Staff findings and technical debate
Staff’s stock‑recruit modeling identified spring water temperature as the strongest historical correlate with juvenile Chinook productivity; spring flow and suitable floodplain acreage were also positively correlated, though less strongly. Staff used the WSE model (monthly, 1922–2003) and a Tuolumne parties’ daily accounting spreadsheet (1999–2023) to represent operations. Both tools projected HRL increases in Jan–Jun flows during critical and dry years but diverged in wetter years because of modeling‑period and operational differences.
Temperature modeling indicated the HRL generally lowers modeled March–May temperatures relative to existing conditions, but benefits shrink in HRL drought off‑ramp years. Unimpaired‑flow scenarios (30–50%) generally produced cooler temperatures than the HRL during juvenile life stages, staff reported. Habitat modeling (weighted usable area, then temperature‑filtered) showed the HRL predicted increases in spawning and in‑channel rearing habitat versus existing conditions, but unimpaired scenarios produced more floodplain rearing area; none of the scenarios consistently produced the SBR’s highest floodplain thresholds at 100% of the doubling target, according to staff.
Positions from parties and public comment
Tuolumne parties and many elected officials and Bay Area water agencies urged the board to advance the HRL. They told the board the HRL is funded (~$80M self‑funded commitments), ready for near‑term implementation, and that operational flexibility and off‑ramps are necessary to preserve regional water reliability for millions of customers. The Tuolumne parties emphasized “more water, more habitat, more fish,” citing projects already in planning or early implementation and technical analyses projecting increases in juvenile production.

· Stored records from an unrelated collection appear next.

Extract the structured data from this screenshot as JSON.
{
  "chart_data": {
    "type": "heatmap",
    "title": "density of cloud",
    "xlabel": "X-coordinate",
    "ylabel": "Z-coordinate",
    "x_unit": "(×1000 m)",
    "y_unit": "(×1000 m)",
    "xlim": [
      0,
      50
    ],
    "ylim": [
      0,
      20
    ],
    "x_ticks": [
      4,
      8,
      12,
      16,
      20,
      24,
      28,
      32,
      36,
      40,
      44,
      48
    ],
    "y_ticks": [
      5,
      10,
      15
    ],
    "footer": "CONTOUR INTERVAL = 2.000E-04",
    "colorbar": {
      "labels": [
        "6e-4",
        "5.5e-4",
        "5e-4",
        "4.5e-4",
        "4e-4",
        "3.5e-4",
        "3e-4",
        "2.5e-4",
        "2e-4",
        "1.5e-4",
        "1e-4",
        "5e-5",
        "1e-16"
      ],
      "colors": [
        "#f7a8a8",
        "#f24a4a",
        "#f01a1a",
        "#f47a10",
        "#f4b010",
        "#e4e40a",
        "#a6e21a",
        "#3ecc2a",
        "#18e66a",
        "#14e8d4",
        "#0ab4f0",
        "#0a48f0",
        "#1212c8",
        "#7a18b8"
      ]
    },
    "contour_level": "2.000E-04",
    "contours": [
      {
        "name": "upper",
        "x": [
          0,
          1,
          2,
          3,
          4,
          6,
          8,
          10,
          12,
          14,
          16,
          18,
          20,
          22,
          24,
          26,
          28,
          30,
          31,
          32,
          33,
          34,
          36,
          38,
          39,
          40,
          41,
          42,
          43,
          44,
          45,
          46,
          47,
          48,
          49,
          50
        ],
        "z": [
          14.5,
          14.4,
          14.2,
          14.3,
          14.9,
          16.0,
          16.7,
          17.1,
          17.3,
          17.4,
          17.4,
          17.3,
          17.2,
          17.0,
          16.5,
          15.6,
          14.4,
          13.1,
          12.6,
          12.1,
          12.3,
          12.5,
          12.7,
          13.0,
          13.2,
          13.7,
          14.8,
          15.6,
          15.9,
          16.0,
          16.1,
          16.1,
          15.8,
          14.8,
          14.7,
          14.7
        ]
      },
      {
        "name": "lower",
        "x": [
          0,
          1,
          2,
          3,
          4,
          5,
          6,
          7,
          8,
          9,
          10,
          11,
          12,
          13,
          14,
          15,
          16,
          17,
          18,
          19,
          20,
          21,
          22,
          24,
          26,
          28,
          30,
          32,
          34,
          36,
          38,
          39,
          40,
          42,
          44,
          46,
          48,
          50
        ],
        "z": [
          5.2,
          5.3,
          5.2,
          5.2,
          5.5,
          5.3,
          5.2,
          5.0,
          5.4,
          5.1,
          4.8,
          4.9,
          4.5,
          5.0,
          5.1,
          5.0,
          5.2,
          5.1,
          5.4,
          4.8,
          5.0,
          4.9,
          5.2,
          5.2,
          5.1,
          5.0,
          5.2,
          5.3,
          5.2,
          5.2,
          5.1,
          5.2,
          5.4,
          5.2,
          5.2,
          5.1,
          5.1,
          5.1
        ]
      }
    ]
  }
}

Conservation groups, independent scientists and fishing organizations said the SBR confirms that flow and temperature are the ‘‘master variables’’ for salmon viability and that the HRL, as proposed, does not provide sufficient, protected flows, adequate Delta outflow protections, or consistent temperature reductions to meet the board’s doubling goals. They urged the board either to implement the 2018 phase‑1 flow objectives or to require stronger, enforceable protections and clearer outflow guarantees before accepting HRL‑style voluntary agreements.
Next steps
Staff said public written comments on the draft SBR were due at noon on Nov. 7; staff will revise the SBR, submit it for independent peer review in 2026, and then the board will consider any proposed amendments to the Bay‑Delta plan to enable HRL implementation. The workshop produced detailed technical questions — including how and where HRL flows would be protected (compliance point at LaGrange is the HRL proposal), whether 1 or 2 pulses would be carried through the Delta, and how the HRL interacts with future water‑supply projects — that staff and parties said require further work as the board and agencies move from a supplement to possible plan amendments.
What the board will consider next
The SBR supplement is an early step in the board’s public process; it provides a comparative scientific record for the board and the public but does not itself change water rights or adopt policy. The major policy choices ahead are whether the board will move to amend the Bay‑Delta plan in a way that authorizes HRL‑type voluntary agreements, or instead proceed to implement the 2018 unimpaired‑flow objectives (30–50% unimpaired flows) as the board’s enforceable water‑quality standard. Staff and commenters emphasized that either path requires additional work on monitoring, accounting and the regulatory backstops (protecting flows beyond LaGrange, ensuring Delta outflow protections, and defining compliance and enforcement mechanisms).